When you put together a plan with your Louisiana orthopedic specialists to tackle your knee osteoarthritis, don’t overlook the power of food. There’s no specific diet that treats your problem, but you can get some big health benefits if you eat smart. And by doing so, you’ll keep your weight under control, build strong cartilage, and reduce inflammation.
You don’t have to make a major overhaul to your diet. Follow these simple steps from your Louisiana orthopedic specialists to keep your joints happy.
1. Cut out the extra calories. Your knees will feel better if you keep your waistline trim. And when you drop those extra pounds, you’ll be putting less stress on your joints. A good way to lower your calorie count is to take and eat smaller portions, avoid sugary foods and drinks, and eat foods that are mostly plant-based.
2. Consumer more fruits and veggies. Feel free to eat plenty of these, as many of them are packed full with antioxidants, which are substances that can help protect your cells from damage. Some antioxidants, such as those found in fruits and veggies like apples, onions, shallots, and strawberries, may also help reduce joint inflammation and pain.
3. Add Omega-3 fatty acids to your diet. Omega-3s may help provide relieve from your joint pain and decrease morning stiffness. According to your Louisiana orthopedic surgeons, they work by reducing inflammation in your body. One easy way to add them to your diet is to eat two 3-ounce servings of fatty fish each week. Some of the best sources of omega-3s are trout, salmon, mackerel, herring, tuna, and sardines.
4. Use olive oil in place of butter and other fats. One study shows that a compound in olive oil, called oleocanthal, helps prevent inflammation by working in much the same way that NSAIDs do. Olive oils with the strongest flavor have the highest amount. Approximately 3-1/2 tablespoons of olive oil offers the same relief as 200 milligrams of ibuprofen, but keep in mind that this amount oil also adds about 400 calories.
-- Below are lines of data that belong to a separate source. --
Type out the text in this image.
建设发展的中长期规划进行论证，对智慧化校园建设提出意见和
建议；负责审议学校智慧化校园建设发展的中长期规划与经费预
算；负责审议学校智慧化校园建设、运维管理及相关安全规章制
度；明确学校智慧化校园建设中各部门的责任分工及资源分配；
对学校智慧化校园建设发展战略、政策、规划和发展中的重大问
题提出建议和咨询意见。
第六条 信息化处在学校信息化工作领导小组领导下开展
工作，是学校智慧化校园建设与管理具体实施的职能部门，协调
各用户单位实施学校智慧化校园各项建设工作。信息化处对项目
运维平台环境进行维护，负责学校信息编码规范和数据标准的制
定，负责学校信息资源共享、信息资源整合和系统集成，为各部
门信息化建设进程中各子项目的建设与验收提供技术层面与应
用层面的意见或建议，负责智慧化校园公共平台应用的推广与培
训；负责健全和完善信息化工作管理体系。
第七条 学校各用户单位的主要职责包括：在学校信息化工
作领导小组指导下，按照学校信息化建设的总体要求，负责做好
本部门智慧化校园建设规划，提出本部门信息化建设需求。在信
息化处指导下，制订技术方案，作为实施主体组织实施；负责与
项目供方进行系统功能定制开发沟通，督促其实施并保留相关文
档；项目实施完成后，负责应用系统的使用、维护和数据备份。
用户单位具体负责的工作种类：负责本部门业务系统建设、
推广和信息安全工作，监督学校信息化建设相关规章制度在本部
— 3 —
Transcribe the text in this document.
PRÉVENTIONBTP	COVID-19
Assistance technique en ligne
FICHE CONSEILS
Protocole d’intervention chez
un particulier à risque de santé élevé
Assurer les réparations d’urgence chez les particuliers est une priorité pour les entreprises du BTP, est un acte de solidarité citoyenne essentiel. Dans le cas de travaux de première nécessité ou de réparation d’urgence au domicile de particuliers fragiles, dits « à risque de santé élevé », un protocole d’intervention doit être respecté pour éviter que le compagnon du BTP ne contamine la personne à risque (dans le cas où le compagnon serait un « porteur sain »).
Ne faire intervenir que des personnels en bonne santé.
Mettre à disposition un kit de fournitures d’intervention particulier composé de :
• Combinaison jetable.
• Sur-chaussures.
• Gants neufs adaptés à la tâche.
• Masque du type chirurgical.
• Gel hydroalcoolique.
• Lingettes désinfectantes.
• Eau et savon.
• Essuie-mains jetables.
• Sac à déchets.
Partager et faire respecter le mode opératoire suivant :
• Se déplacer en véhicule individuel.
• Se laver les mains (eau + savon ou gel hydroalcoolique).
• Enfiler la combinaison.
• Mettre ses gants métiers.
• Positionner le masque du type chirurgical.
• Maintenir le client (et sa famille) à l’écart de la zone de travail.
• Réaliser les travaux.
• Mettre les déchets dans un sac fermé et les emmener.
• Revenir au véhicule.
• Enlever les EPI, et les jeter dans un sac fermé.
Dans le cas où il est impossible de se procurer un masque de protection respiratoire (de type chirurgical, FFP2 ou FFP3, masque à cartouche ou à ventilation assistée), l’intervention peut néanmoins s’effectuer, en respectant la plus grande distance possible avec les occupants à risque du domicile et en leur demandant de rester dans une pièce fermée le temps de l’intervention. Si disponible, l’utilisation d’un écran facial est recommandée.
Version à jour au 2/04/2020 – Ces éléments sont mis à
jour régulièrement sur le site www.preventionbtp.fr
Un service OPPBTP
To add olive oil to your diet without extra calories, use it in place of other fats, such as butter.
5. Be sure you’re getting enough vitamin C in your diet. A key element for joint health, vitamin C helps build collagen and connective tissue. A lot of tasty foods can provide you with this nutrient. Try consuming more citrus fruits, red peppers, strawberries, broccoli, cabbage, and kale. Aim for the recommended amount of 75 milligrams a day for women or 90 milligrams a day for men.
6. Beware of high cooking temperatures. Meat cooked at high temperatures makes compounds that can cause inflammation in your body. They’re called advanced glycation end products (AGEs), and they’re linked to diseases such as arthritis, heart disease, and diabetes. You can decrease your levels of AGEs if you cut back on grilled, fried, broiled, and microwaved meats. It’s also helpful to limit processed foods, as they are often cooked at high temperatures.